Nate threatens to do that in the riders meeting. Then the official ends up docking 3 positions instead.


All it takes is one time. I got DQ by Dave hand at oir when nick prendes and I were battling hard for the lead in superminis. We were going way to fast. That was a good life lesson. I don't think ive ever pushed through a yellow since.


But, like I said the rider that was being flagged. And by flagged you mean someone waving their hands crazily or what ? Could of been mistaken as just motivation to go faster.

Anyhow. Doesn't matter really, if you even think there might be trouble by gut feeling we gotta slow down. But how do we get that into new riders, and kids in the sport.

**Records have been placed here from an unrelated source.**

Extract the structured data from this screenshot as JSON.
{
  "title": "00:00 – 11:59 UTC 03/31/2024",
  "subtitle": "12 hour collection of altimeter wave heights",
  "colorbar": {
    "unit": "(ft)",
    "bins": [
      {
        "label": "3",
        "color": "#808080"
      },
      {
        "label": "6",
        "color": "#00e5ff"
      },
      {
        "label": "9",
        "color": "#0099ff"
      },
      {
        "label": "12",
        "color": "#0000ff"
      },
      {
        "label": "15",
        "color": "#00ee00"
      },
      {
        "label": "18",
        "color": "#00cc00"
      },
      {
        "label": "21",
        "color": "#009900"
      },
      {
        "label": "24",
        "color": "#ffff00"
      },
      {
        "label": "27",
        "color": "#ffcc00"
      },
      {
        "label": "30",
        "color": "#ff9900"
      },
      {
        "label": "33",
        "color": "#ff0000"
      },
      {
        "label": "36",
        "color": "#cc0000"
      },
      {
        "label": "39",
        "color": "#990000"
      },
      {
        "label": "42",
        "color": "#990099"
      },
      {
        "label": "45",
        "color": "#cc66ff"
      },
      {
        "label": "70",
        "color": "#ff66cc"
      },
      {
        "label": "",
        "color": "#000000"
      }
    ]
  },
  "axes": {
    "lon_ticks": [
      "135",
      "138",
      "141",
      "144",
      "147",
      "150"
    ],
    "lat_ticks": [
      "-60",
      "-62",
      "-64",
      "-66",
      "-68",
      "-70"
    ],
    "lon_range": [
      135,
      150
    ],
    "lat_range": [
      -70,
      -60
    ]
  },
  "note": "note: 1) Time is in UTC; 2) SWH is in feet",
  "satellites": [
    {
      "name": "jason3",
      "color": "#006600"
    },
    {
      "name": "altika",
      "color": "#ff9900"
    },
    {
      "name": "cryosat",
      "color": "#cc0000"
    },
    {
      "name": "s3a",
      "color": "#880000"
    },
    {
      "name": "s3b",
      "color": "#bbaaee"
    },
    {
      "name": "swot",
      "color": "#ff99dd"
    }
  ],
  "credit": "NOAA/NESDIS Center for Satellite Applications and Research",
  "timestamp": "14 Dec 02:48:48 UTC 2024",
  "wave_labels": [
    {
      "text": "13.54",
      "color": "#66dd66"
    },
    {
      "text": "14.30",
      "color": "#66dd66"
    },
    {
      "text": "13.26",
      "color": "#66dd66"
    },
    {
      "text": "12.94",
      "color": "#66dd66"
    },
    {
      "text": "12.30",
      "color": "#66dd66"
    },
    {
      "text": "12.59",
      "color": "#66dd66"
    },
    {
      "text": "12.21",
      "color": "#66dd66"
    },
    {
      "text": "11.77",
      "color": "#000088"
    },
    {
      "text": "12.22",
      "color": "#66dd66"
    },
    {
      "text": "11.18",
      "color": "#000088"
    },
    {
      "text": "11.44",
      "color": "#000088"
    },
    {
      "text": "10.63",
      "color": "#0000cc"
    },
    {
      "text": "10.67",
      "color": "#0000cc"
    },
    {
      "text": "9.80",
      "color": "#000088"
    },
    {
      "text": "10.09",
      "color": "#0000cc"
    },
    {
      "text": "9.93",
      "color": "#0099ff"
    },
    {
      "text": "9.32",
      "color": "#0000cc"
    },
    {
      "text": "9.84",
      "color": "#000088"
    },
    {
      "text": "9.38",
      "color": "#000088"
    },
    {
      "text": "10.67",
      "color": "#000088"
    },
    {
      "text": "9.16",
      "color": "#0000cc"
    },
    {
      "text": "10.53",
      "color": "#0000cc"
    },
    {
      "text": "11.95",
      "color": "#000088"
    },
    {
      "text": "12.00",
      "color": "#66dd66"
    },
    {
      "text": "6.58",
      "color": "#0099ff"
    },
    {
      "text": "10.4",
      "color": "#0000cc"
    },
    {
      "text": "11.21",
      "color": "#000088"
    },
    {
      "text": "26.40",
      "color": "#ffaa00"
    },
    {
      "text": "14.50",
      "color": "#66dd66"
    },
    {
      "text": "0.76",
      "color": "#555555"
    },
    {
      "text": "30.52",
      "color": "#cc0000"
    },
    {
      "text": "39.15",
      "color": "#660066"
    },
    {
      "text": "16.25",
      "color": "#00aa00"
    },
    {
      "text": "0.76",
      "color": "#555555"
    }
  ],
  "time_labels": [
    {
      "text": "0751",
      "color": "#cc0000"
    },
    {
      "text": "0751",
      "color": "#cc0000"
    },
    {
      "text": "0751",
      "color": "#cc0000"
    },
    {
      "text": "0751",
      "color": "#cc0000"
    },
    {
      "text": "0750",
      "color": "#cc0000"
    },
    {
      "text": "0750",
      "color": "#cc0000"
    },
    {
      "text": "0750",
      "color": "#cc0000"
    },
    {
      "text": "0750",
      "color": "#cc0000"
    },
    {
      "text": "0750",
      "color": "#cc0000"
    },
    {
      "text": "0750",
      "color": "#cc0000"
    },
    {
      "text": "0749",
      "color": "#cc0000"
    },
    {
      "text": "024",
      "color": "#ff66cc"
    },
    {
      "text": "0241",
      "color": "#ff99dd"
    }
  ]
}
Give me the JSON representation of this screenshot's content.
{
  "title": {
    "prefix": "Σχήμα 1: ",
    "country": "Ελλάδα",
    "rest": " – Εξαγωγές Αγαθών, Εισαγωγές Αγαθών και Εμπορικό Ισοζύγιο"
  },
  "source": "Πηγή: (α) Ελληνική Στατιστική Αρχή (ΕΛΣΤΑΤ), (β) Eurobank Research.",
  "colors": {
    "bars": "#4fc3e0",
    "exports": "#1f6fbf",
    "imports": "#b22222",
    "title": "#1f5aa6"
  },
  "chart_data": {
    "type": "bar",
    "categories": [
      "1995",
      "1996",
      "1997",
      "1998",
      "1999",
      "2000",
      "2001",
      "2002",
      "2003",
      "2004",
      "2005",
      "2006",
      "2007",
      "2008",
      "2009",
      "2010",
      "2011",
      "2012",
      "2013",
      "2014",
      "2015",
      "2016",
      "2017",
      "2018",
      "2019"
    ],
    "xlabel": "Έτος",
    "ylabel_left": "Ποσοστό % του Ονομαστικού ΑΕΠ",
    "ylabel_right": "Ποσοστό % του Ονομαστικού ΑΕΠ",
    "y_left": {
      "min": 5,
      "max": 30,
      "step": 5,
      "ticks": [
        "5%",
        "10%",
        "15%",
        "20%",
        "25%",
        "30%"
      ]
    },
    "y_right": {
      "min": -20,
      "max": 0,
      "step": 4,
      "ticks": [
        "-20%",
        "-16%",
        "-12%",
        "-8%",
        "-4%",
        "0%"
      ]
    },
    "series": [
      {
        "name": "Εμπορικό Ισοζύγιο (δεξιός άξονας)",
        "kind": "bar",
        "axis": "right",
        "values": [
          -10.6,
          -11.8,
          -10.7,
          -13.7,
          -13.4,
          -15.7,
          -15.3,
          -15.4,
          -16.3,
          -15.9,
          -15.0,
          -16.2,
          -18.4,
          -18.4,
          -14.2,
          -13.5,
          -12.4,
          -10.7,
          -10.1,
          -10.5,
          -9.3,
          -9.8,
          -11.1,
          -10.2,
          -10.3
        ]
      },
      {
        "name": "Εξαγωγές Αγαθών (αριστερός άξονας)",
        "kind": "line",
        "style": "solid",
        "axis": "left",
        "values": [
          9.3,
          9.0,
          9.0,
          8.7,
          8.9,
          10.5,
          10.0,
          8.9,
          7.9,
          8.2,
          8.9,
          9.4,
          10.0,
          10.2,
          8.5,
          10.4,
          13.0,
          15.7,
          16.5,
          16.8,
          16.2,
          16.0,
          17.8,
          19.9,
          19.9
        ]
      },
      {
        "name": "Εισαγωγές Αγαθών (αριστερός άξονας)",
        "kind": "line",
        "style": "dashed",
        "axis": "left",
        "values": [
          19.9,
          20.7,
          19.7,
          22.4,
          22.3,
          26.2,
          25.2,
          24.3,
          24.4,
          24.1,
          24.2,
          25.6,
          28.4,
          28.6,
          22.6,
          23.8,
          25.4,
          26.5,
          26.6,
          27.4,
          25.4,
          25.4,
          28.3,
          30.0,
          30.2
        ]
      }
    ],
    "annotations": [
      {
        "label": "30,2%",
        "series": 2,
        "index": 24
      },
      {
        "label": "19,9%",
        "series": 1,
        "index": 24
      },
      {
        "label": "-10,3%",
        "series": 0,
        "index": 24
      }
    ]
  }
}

Track etiquette isn't innate, it's learned and we need to be teaching.
 
I can understand were this topic could have come from with the recent wreck. I was there, I rode up the face the same time as the guy that landed on Barney. It was probably the worst wreck I have ever witnessed, and it was a long drive home after that. With that said BJ was standing at the bottom right side of the face with another guy on a bike. Now not saying the other guy jumped it intentionally he might not have seen BJ since we were side by side. Not trying to piont fingers, because there is no one to blame. Now Flaggers play an important role but for beans to justify paying someone for 10-20 riders doesn't pencil out. That's where rider etiquette comes in play, as said before I am always looking ahead and remembering I have to work the next day. You have to look at it from a business and safety aspect as well, this isn't a cheap sport from rider to promoter stand point. Just my two cents
 
Regarding flagging. I used to occasionally flag at road races between racing myself. Most roadrace
organizations have pretty rigorous training and rules, even occasional dupes like me had to take the training.
We were taught we had three jobs, to be completed in order:
1. Protect yourself. An injured flagger is worse than no flagger at all
2. Protect the rider. Seems obvious and what we all want a flagger to be doing.
3. Clean up the bikes/parts/track. As possible only.

Georgie's idea about following up and figuring out what happened, why, and how to maybe prevent
it from happening again should be a requirement also.
 
My pops use to at briarcliff back in the day, he always flagged the blind jumps. There needs to be flaggers or us as riders need to step up and stop riding and flag when we come upon a downed rider, common courtesy
 
Interesting how you guys volunteer to flag. Next time my order is taking to long at Wendy's I am going to hop the counter and help out on the fry-o-later. Cause you know. They need help.
If you are paying $25 for an open practice there better be flaggers. It's a business if they want to open to the public then they need to provide staff for your protection. If not, leave and go to another trAck that does.
Merry Christmas
 
Dirtworld always paid a guy to sit on the big double. Perfect spot. Centrally located and he could see the whole track.